I’m sure to some, making any sort of link between the finely woven intricacies of nature, and Jersey’s economy, would be anathema. But stick with it. Often commercial success in Jersey turns on a narrow balance of resources (staff), revenue (customers & costs) and regulation (the bureaucratic framework which can either help or hinder).
Change any one of those, and the business will stumble – with its owners or directors needing to quickly bring it back into balance. If they can’t (in time), or don’t have the confidence, then it fails.
Of course, the ongoing pandemic ripped holes in all three, all at the same time, which is why it was (is) such a perfect storm. The government helped where it could, recognising that the actions it believed it needed to take (deep restrictions on trade) were what was, in many cases, doing the ripping.
That has eased, mostly. But following a period of deep instability, when cash reserves are now low, businesses have to cope with the aftershocks of rising prices, low consumer confidence and a lack of staff – all when the ‘web’ is already in tatters.
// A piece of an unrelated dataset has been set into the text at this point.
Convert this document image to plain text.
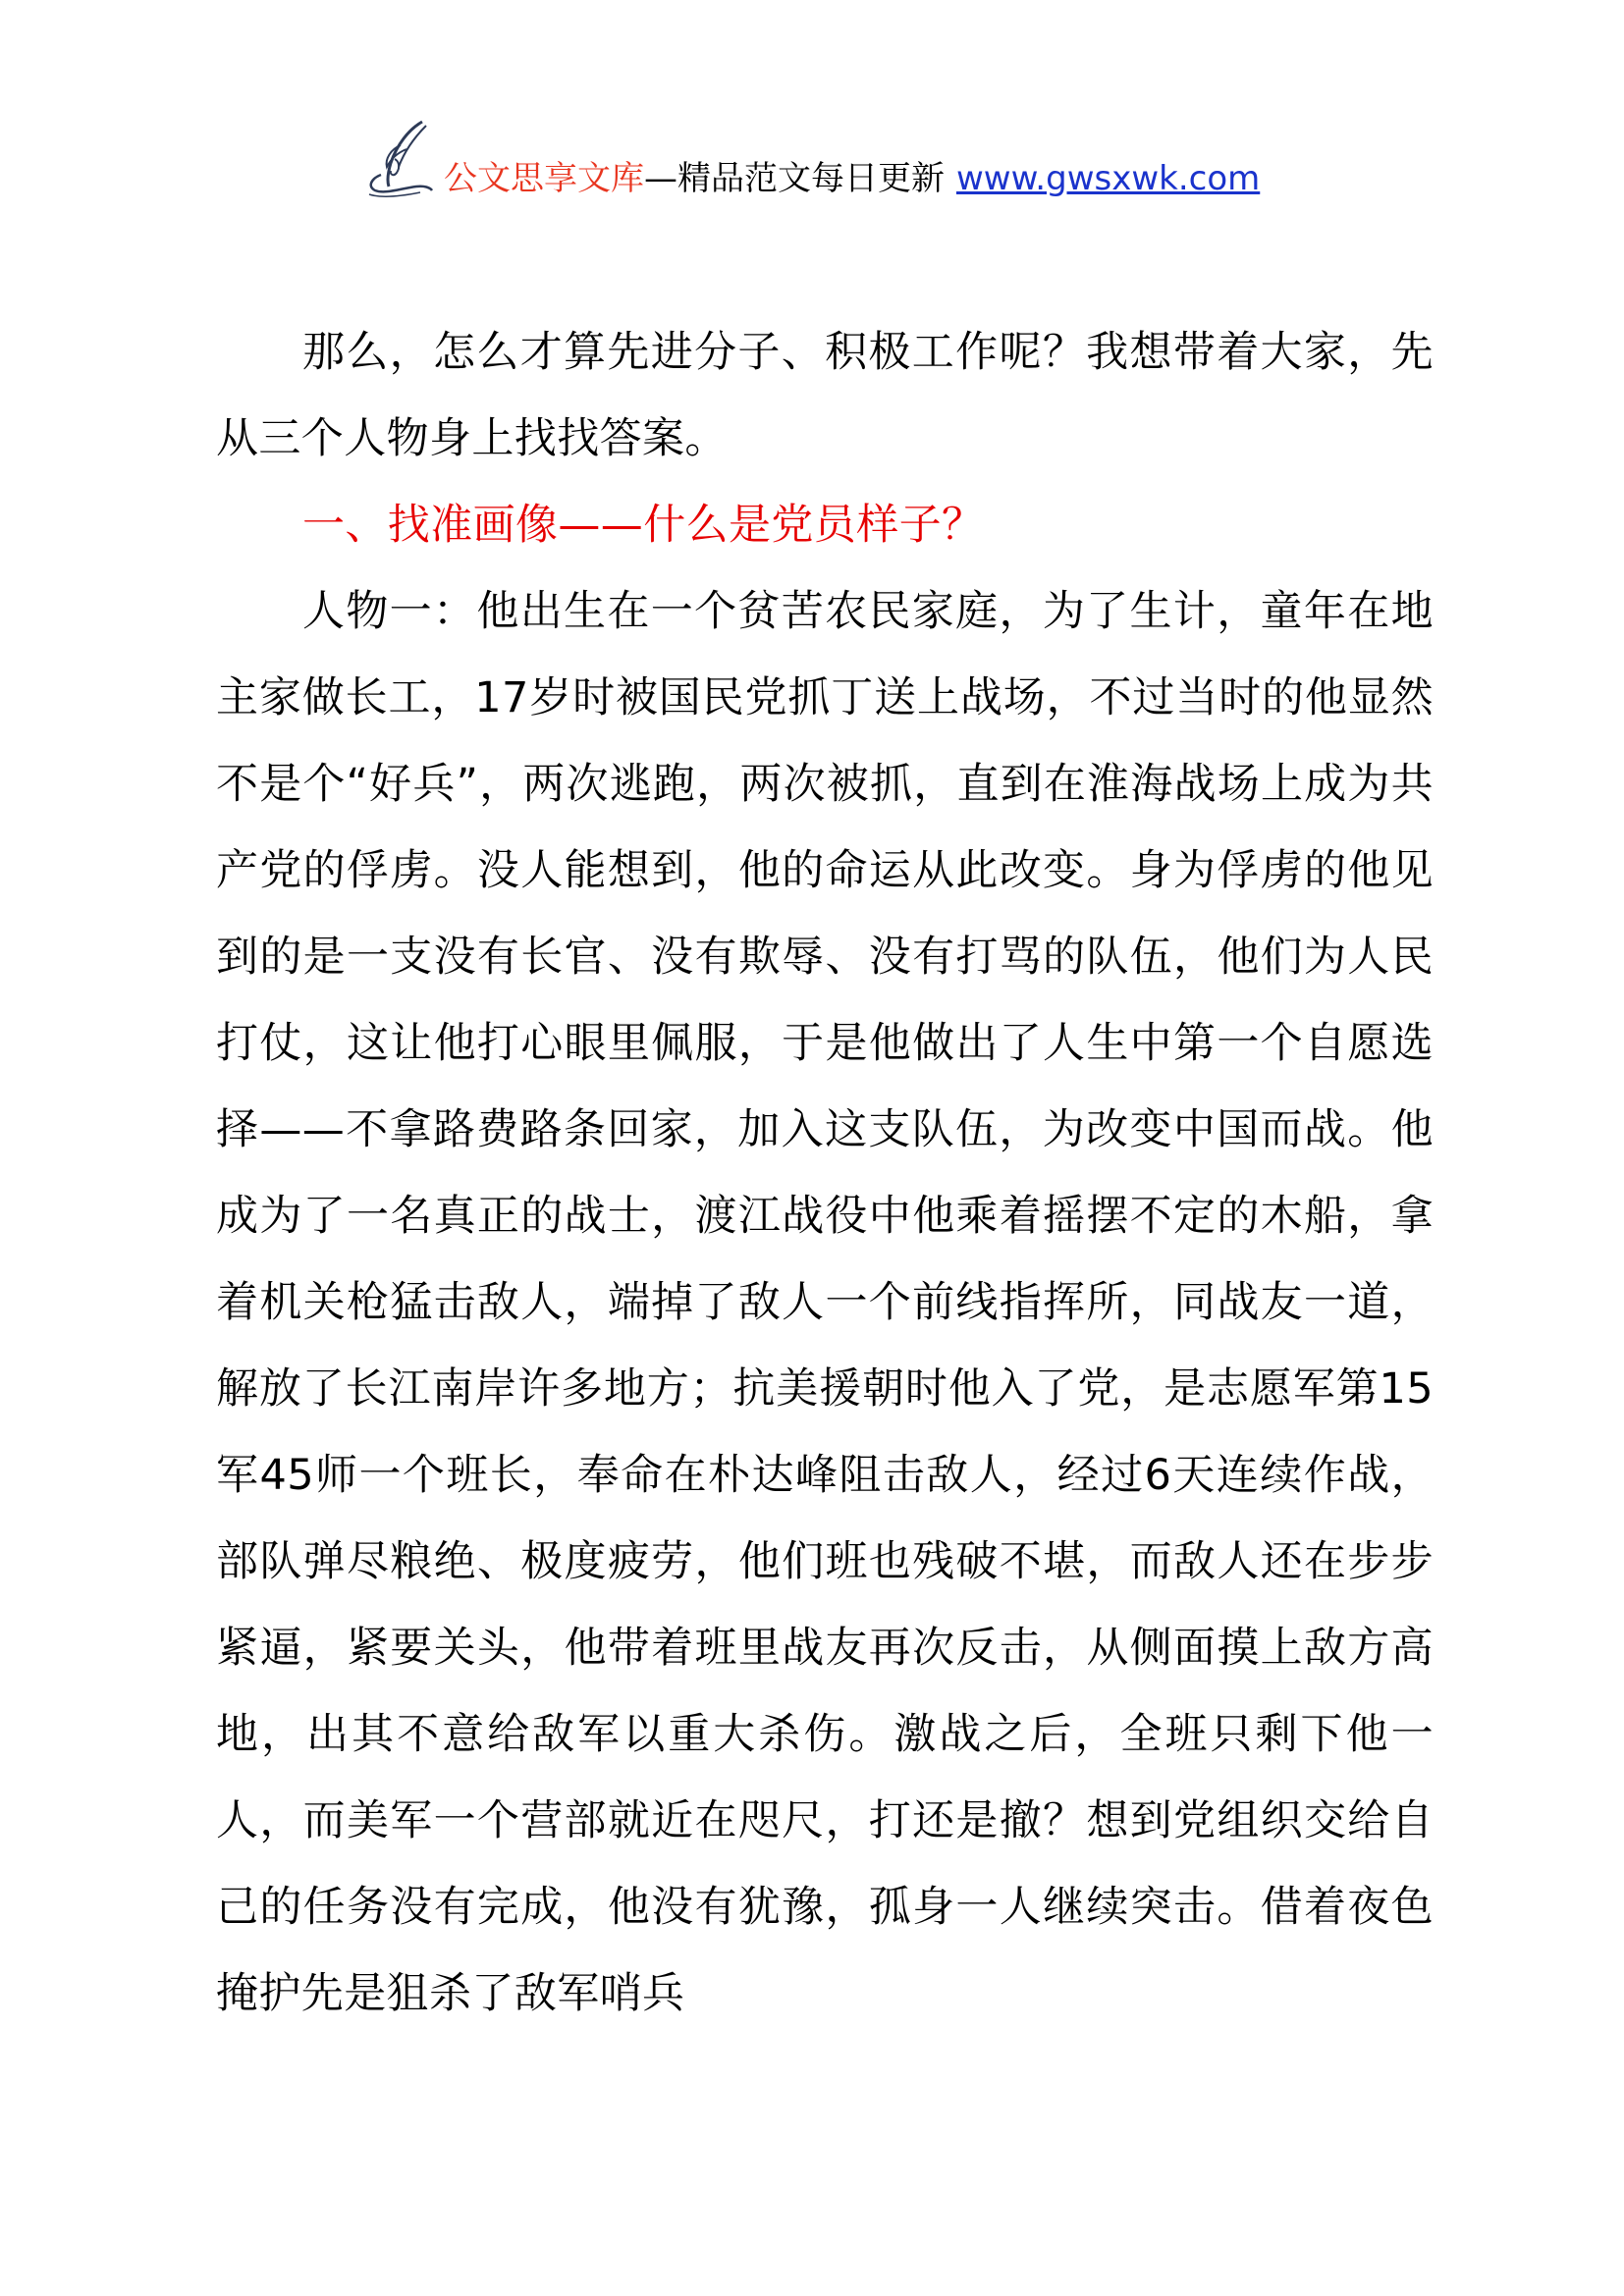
公文思享文库—精品范文每日更新 www.gwsxwk.com

那么，怎么才算先进分子、积极工作呢？我想带着大家，先从三个人物身上找找答案。

一、找准画像——什么是党员样子？

人物一：他出生在一个贫苦农民家庭，为了生计，童年在地主家做长工，17岁时被国民党抓丁送上战场，不过当时的他显然不是个“好兵”，两次逃跑，两次被抓，直到在淮海战场上成为共产党的俘虏。没人能想到，他的命运从此改变。身为俘虏的他见到的是一支没有长官、没有欺辱、没有打骂的队伍，他们为人民打仗，这让他打心眼里佩服，于是他做出了人生中第一个自愿选择——不拿路费路条回家，加入这支队伍，为改变中国而战。他成为了一名真正的战士，渡江战役中他乘着摇摆不定的木船，拿着机关枪猛击敌人，端掉了敌人一个前线指挥所，同战友一道，解放了长江南岸许多地方；抗美援朝时他入了党，是志愿军第15军45师一个班长，奉命在朴达峰阻击敌人，经过6天连续作战，部队弹尽粮绝、极度疲劳，他们班也残破不堪，而敌人还在步步紧逼，紧要关头，他带着班里战友再次反击，从侧面摸上敌方高地，出其不意给敌军以重大杀伤。激战之后，全班只剩下他一人，而美军一个营部就近在咫尺，打还是撤？想到党组织交给自己的任务没有完成，他没有犹豫，孤身一人继续突击。借着夜色掩护先是狙杀了敌军哨兵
Only a fool would ask why all that matters, as if one business goes under, another will soon replace it – that’s the beauty of competition! Such a misguided view ignores the fundamental reality of Jersey’s economy, which is essentially that it is, a very delicate web of inter-dependencies.
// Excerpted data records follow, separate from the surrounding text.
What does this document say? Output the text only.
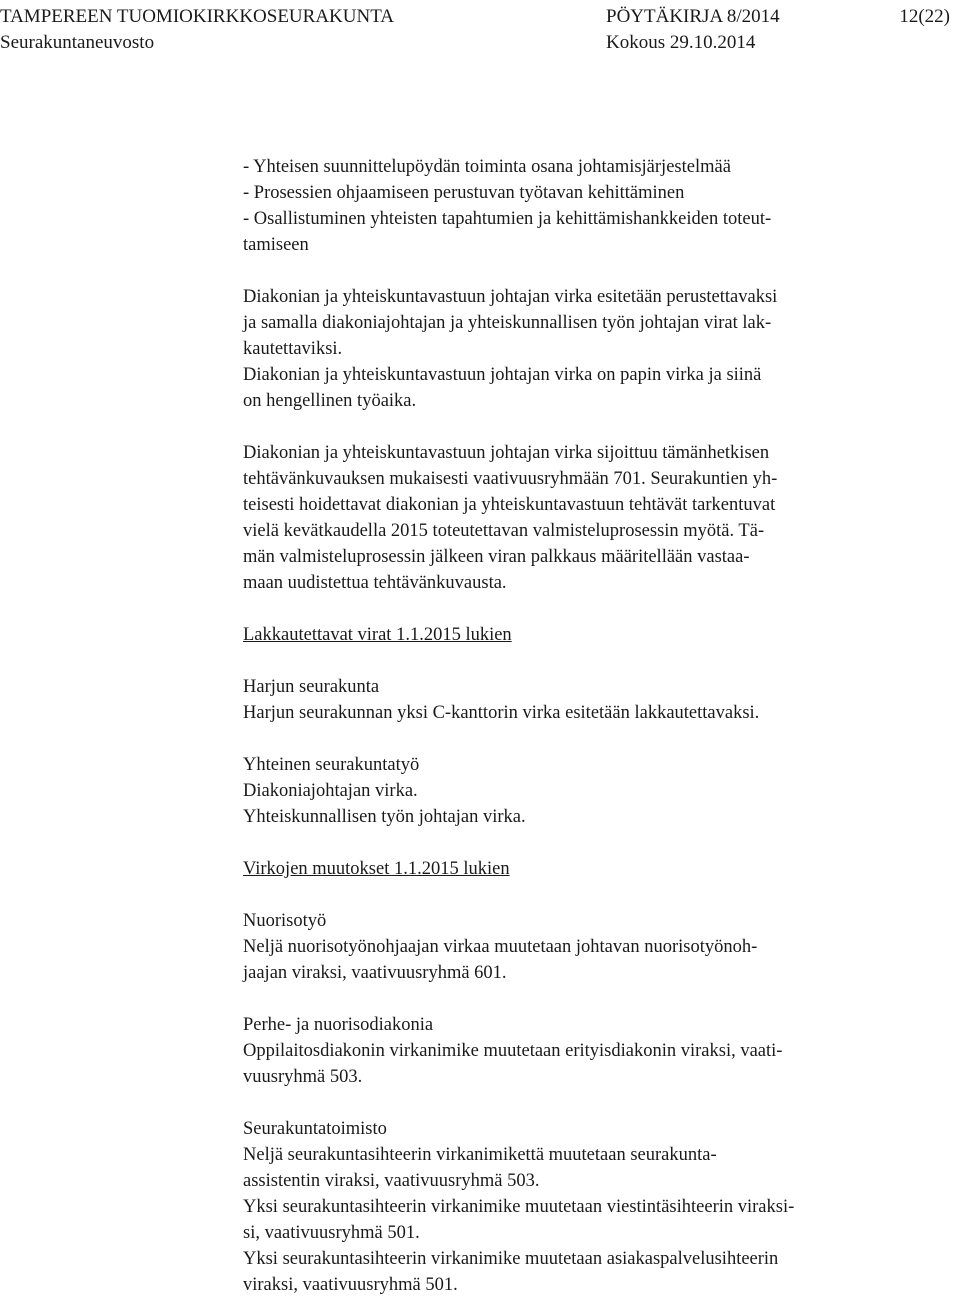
TAMPEREEN TUOMIOKIRKKOSEURAKUNTA	PÖYTÄKIRJA 8/2014	12(22)
Seurakuntaneuvosto	Kokous 29.10.2014
- Yhteisen suunnittelupöydän toiminta osana johtamisjärjestelmää
- Prosessien ohjaamiseen perustuvan työtavan kehittäminen
- Osallistuminen yhteisten tapahtumien ja kehittämishankkeiden toteut-
tamiseen
Diakonian ja yhteiskuntavastuun johtajan virka esitetään perustettavaksi
ja samalla diakoniajohtajan ja yhteiskunnallisen työn johtajan virat lak-
kautettaviksi.
Diakonian ja yhteiskuntavastuun johtajan virka on papin virka ja siinä
on hengellinen työaika.
Diakonian ja yhteiskuntavastuun johtajan virka sijoittuu tämänhetkisen
tehtävänkuvauksen mukaisesti vaativuusryhmään 701. Seurakuntien yh-
teisesti hoidettavat diakonian ja yhteiskuntavastuun tehtävät tarkentuvat
vielä kevätkaudella 2015 toteutettavan valmisteluprosessin myötä. Tä-
män valmisteluprosessin jälkeen viran palkkaus määritellään vastaa-
maan uudistettua tehtävänkuvausta.
Lakkautettavat virat 1.1.2015 lukien
Harjun seurakunta
Harjun seurakunnan yksi C-kanttorin virka esitetään lakkautettavaksi.
Yhteinen seurakuntatyö
Diakoniajohtajan virka.
Yhteiskunnallisen työn johtajan virka.
Virkojen muutokset 1.1.2015 lukien
Nuorisotyö
Neljä nuorisotyönohjaajan virkaa muutetaan johtavan nuorisotyönoh-
jaajan viraksi, vaativuusryhmä 601.
Perhe- ja nuorisodiakonia
Oppilaitosdiakonin virkanimike muutetaan erityisdiakonin viraksi, vaati-
vuusryhmä 503.
Seurakuntatoimisto
Neljä seurakuntasihteerin virkanimikettä muutetaan seurakunta-
assistentin viraksi, vaativuusryhmä 503.
Yksi seurakuntasihteerin virkanimike muutetaan viestintäsihteerin viraksi-
si, vaativuusryhmä 501.
Yksi seurakuntasihteerin virkanimike muutetaan asiakaspalvelusihteerin
viraksi, vaativuusryhmä 501.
Failure of one part will lead to failure in another part – the most obvious, and blunt, example is the clear connections between financial services and hospitality. You try attracting the best international lawyers or fund managers to work in Jersey, without also providing the best restaurants, transport connections, recreational activities, housing and personal services. Good luck with that.
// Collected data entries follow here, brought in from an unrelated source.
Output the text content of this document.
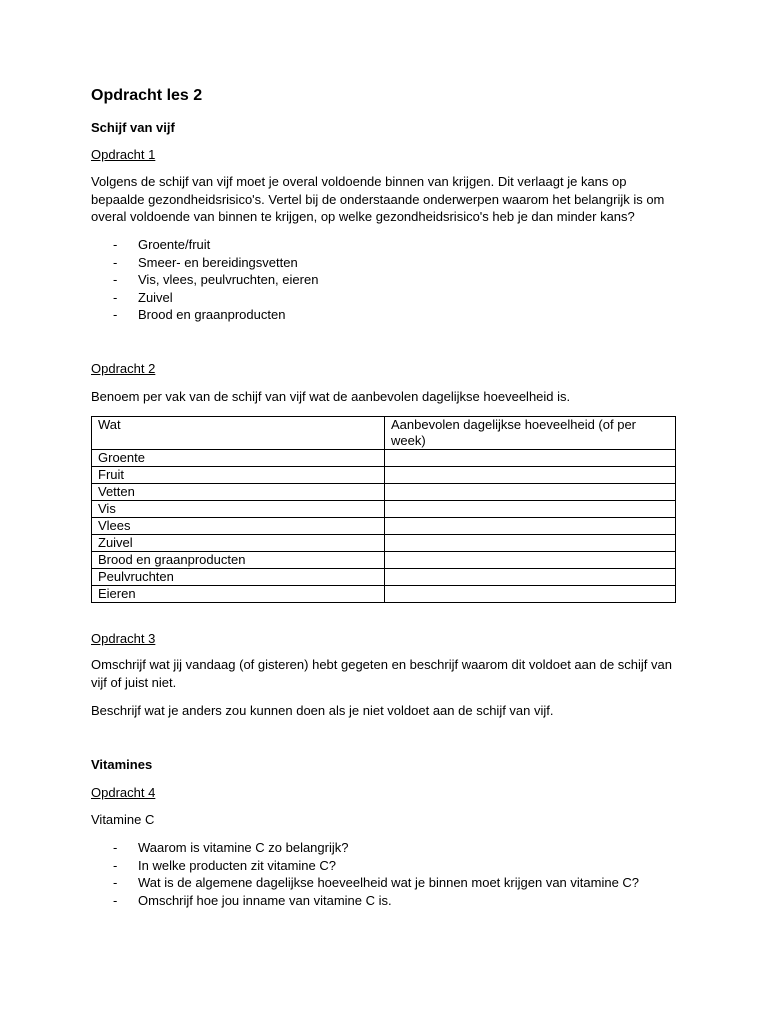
Opdracht les 2
Schijf van vijf
Opdracht 1

Volgens de schijf van vijf moet je overal voldoende binnen van krijgen. Dit verlaagt je kans op bepaalde gezondheidsrisico's. Vertel bij de onderstaande onderwerpen waarom het belangrijk is om overal voldoende van binnen te krijgen, op welke gezondheidsrisico's heb je dan minder kans?

- Groente/fruit
- Smeer- en bereidingsvetten
- Vis, vlees, peulvruchten, eieren
- Zuivel
- Brood en graanproducten
Opdracht 2

Benoem per vak van de schijf van vijf wat de aanbevolen dagelijkse hoeveelheid is.

Wat	Aanbevolen dagelijkse hoeveelheid (of per week)
Groente	
Fruit	
Vetten	
Vis	
Vlees	
Zuivel	
Brood en graanproducten	
Peulvruchten	
Eieren	
Opdracht 3

Omschrijf wat jij vandaag (of gisteren) hebt gegeten en beschrijf waarom dit voldoet aan de schijf van vijf of juist niet.

Beschrijf wat je anders zou kunnen doen als je niet voldoet aan de schijf van vijf.

Vitamines
Opdracht 4
Vitamine C
- Waarom is vitamine C zo belangrijk?
- In welke producten zit vitamine C?
- Wat is de algemene dagelijkse hoeveelheid wat je binnen moet krijgen van vitamine C?
- Omschrijf hoe jou inname van vitamine C is.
If a bin cleaning company goes under, that affects the restaurants it serves, who may then have to cut back on opening hours, which may then affect food supply businesses, events companies, taxi firms and freight costs. Pull all those strands of the web at the same time, and the vibrations multiply outwards until suddenly there are failures. Create enough of those, and the island is – almost before you know it – a little less attractive place to do business. And that leads to bigger failures in the highly competitive world of international finance.
If you still don’t believe me, how much reduction in air links would we need to see, before we would also see an effect on companies or individuals wanting to base either themselves or their assets here?
As well as Jersey’s business community being a tightly woven web of personalities, confidences, perceptions and relationships, it is also a web of cause and effect.
To pick the business buzzwords of the moment, it cannot truly be ‘segmented’ into ‘verticals;’ the onslaught on resourcing, revenue and regulation is all coming concurrently, and it is cutting across multiple strands in the economy.
Connect will keep trying to pull those strands back together.